White nationalist Richard Spencer has reportedly been banned from over two dozen European countries.
Poland's state-run news agency reports the country's authorities issued a five-year ban on Spencer entering the Schengen Area, which is made up of 26 countries, including Germany, France, Spain and Italy.
The Schengen zone is a "border-free area" in which member states agreed to abolish internal border controls. Citizens of the 26 countries can travel freely within the Schengen Area and are only checked when crossing an external border.
Spencer already has a rocky history with Poland. In early November, he was scheduled to attend a far-right conference in Warsaw, but the country's foreign ministry pushed back on his plans.

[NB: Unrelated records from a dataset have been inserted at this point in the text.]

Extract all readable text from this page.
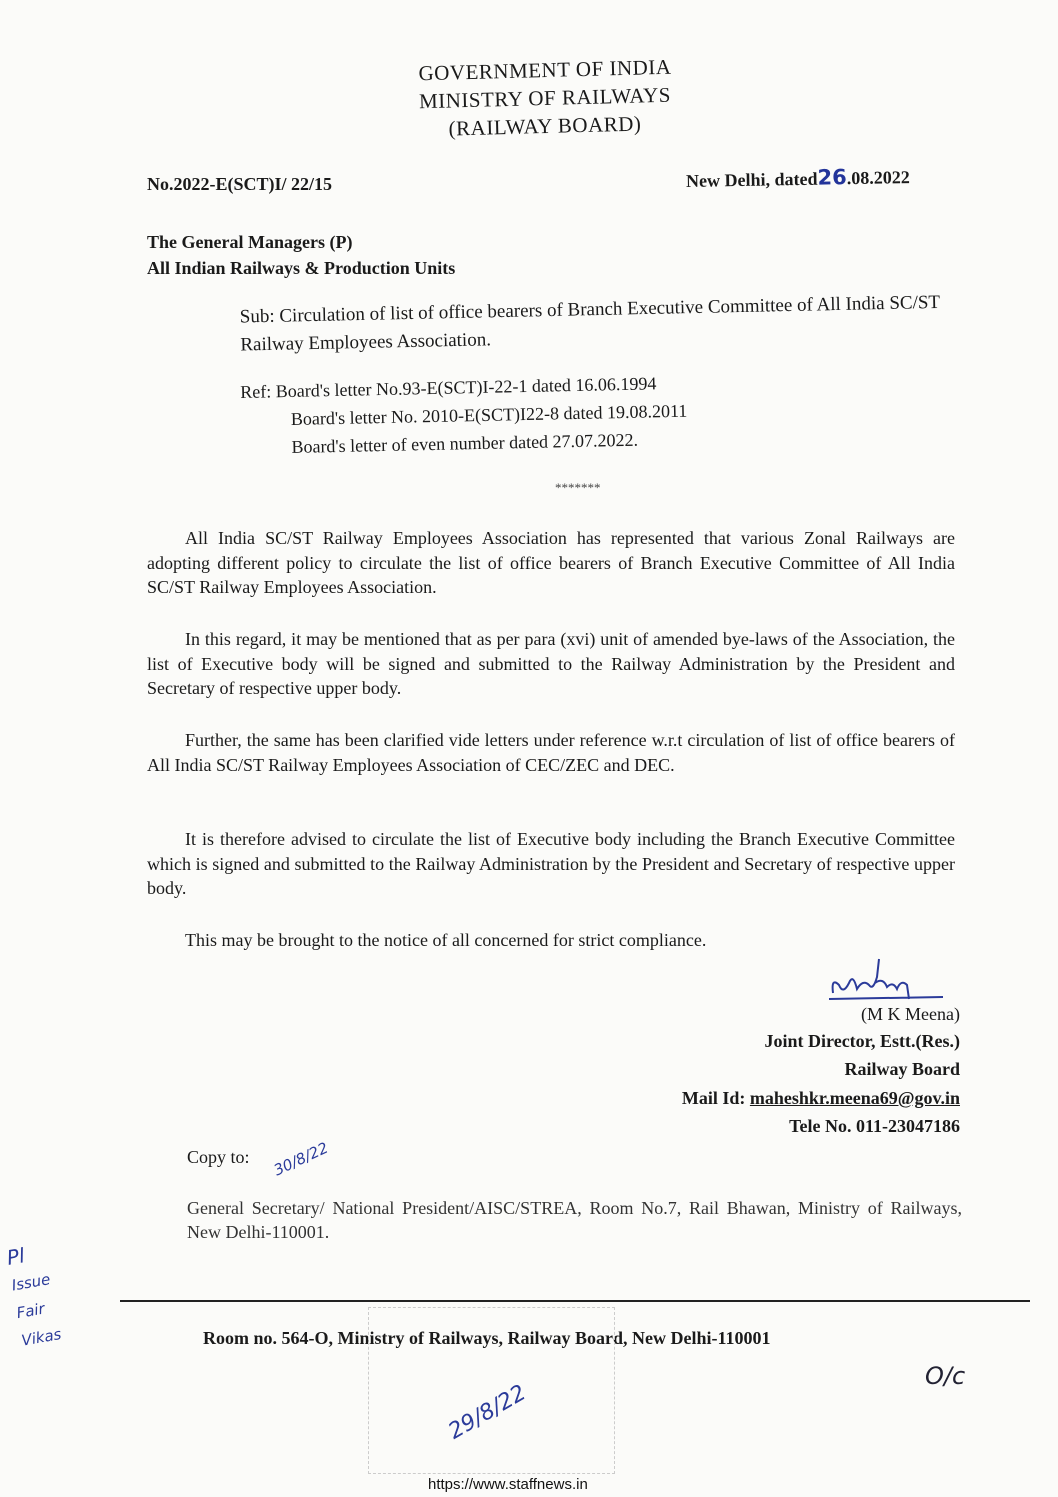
GOVERNMENT OF INDIA
MINISTRY OF RAILWAYS
(RAILWAY BOARD)
No.2022-E(SCT)I/ 22/15	New Delhi, dated26.08.2022
The General Managers (P)
All Indian Railways & Production Units
Sub: Circulation of list of office bearers of Branch Executive Committee of All India SC/ST Railway Employees Association.
Ref: Board's letter No.93-E(SCT)I-22-1 dated 16.06.1994
Board's letter No. 2010-E(SCT)I22-8 dated 19.08.2011
Board's letter of even number dated 27.07.2022.
*******
All India SC/ST Railway Employees Association has represented that various Zonal Railways are adopting different policy to circulate the list of office bearers of Branch Executive Committee of All India SC/ST Railway Employees Association.
In this regard, it may be mentioned that as per para (xvi) unit of amended bye-laws of the Association, the list of Executive body will be signed and submitted to the Railway Administration by the President and Secretary of respective upper body.
Further, the same has been clarified vide letters under reference w.r.t circulation of list of office bearers of    All India SC/ST Railway Employees Association of CEC/ZEC and DEC.
It is therefore advised to circulate the list of Executive body including the Branch Executive Committee which is signed and submitted to the Railway Administration by the President and Secretary of respective upper body.
This may be brought to the notice of all concerned for strict compliance.
(M K Meena)
Joint Director, Estt.(Res.)
Railway Board
Mail Id: maheshkr.meena69@gov.in
Tele No. 011-23047186
Copy to: 30/8/22
General Secretary/ National President/AISC/STREA, Room No.7, Rail Bhawan, Ministry of Railways, New Delhi-110001.
Room no. 564-O, Ministry of Railways, Railway Board, New Delhi-110001
29/8/22
O/c
https://www.staffnews.in
Pl
Issue
Fair
Vikas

The ministry said that "as a country which was one of the biggest victims of Nazism," it thinks the ideas Spencer and his followers promote may be "a threat to all those who hold dear the values of human rights and democracy."
Spencer's a leader of the so-called "alt-right," a white nationalist group. He took part in the deadly white nationalist rally in Charlottesville, Virginia, in August, which drew "alt-right" activists, neo-Nazis and members of the Ku Klux Klan, among others.
Spencer was reportedly banned from the Schengen Area for three years in 2014 after he was arrested in Hungary and deported. Spencer told The Associated Press he will try to contest the new ban.